Anstis thinks so. "Categorically, the most dangerous app on your PC is your Web browser," he said. "The problem with Web browsers is that they execute all the code on the page. Word is not going to do that."

But Golan said this is a short-sighted view. Open-source browsers such as Firefox, the WebKit-based Google Chrome and Apple Inc.'s Safari can be fixed more quickly by third-party vendors because of the openness of their code.

"Nobody gets to see how Word works," Golan said.

Moreover, the relative imperviousness of the Word-based Outlook 2007 may be a temporary thing, based on its small usage (most users are still using IE-based versions such as Outlook 2003), Golan said.

As the Word-dependent Outlook 2007 and the in-development Outlook 2010 become more popular, attacks targeting Microsoft Word macros, such as 1999's Melissa virus, are likely to re-emerge, Golan said.

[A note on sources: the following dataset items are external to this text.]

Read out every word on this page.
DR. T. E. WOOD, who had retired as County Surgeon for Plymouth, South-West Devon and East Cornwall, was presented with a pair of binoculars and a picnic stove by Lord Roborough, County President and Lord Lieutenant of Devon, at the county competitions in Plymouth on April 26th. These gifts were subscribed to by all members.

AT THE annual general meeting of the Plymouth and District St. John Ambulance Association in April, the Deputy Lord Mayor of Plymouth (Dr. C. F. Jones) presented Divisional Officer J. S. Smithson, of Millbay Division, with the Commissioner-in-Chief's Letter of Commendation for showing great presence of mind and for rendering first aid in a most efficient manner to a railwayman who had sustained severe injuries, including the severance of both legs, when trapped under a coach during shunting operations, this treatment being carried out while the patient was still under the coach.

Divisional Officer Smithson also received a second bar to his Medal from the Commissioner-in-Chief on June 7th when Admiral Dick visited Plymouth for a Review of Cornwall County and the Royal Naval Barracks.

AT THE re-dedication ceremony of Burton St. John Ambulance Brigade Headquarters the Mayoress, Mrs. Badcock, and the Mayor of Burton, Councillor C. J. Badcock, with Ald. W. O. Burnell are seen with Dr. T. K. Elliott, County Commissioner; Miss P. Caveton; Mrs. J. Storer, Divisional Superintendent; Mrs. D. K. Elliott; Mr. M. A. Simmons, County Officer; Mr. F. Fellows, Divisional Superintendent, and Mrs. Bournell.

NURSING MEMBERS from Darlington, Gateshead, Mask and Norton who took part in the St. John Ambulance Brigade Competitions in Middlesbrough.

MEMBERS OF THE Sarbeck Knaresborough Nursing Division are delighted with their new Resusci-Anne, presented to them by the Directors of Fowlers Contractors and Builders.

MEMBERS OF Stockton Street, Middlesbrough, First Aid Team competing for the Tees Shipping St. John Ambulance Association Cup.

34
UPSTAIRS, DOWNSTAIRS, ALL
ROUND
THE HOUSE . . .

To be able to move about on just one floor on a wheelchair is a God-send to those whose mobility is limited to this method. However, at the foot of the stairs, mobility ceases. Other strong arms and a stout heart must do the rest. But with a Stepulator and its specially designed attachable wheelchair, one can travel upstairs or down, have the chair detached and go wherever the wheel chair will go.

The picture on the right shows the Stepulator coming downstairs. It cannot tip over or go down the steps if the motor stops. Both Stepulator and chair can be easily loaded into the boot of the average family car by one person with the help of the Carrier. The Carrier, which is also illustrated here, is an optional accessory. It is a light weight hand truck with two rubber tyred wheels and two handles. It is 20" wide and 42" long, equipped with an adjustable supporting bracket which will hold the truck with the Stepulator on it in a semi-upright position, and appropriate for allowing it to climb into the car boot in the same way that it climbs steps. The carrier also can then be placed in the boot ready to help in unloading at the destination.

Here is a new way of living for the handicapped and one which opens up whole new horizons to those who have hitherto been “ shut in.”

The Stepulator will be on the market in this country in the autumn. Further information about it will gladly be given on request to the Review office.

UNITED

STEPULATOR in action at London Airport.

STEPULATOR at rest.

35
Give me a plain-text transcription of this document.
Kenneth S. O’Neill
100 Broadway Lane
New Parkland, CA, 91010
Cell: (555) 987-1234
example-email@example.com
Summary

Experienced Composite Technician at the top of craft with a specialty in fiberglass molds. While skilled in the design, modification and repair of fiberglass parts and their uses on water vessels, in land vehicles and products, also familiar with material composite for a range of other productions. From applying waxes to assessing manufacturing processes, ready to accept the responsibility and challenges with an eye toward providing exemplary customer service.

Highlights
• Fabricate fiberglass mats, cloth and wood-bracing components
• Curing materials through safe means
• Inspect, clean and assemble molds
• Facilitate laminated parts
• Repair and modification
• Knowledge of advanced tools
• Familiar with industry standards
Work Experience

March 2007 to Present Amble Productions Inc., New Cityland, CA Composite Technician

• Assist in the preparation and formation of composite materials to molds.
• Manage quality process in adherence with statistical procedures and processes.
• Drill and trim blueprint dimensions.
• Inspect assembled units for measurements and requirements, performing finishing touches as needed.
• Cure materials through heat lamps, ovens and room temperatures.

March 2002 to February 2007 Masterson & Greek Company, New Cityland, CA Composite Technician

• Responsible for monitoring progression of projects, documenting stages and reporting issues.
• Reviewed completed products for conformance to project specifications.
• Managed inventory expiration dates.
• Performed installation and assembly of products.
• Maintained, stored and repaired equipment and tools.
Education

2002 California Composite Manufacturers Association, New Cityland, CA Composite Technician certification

Some say get rid of HTML e-mail

For a small-but-vocal-subset of users, the solution is simple: Dump HTML e-mail altogether.

"Sorry, but HTML has no place in mail," wrote mmu_man, in comments on the Email Standards Project blog. "Instead of spending time choosing fonts, why not proofread?"

Agreed another commentator, Kevin: "Send text and put your pretty little spammy messages on websites."

But Greiner asks: Why not fix Outlook's rendering engine, so that users have the choice of reading e-mails in plain text or seeing the true HTML version?

"Hey text people! Millions of people love HTML email, and opt-in to get HTML marketing messages," he wrote. "People like pictures! Just because you don't like it doesn't mean it's evil."

But if 100% security is the goal, Golan argued that HTML e-mail remains too dangerous, and users too untrustworthy.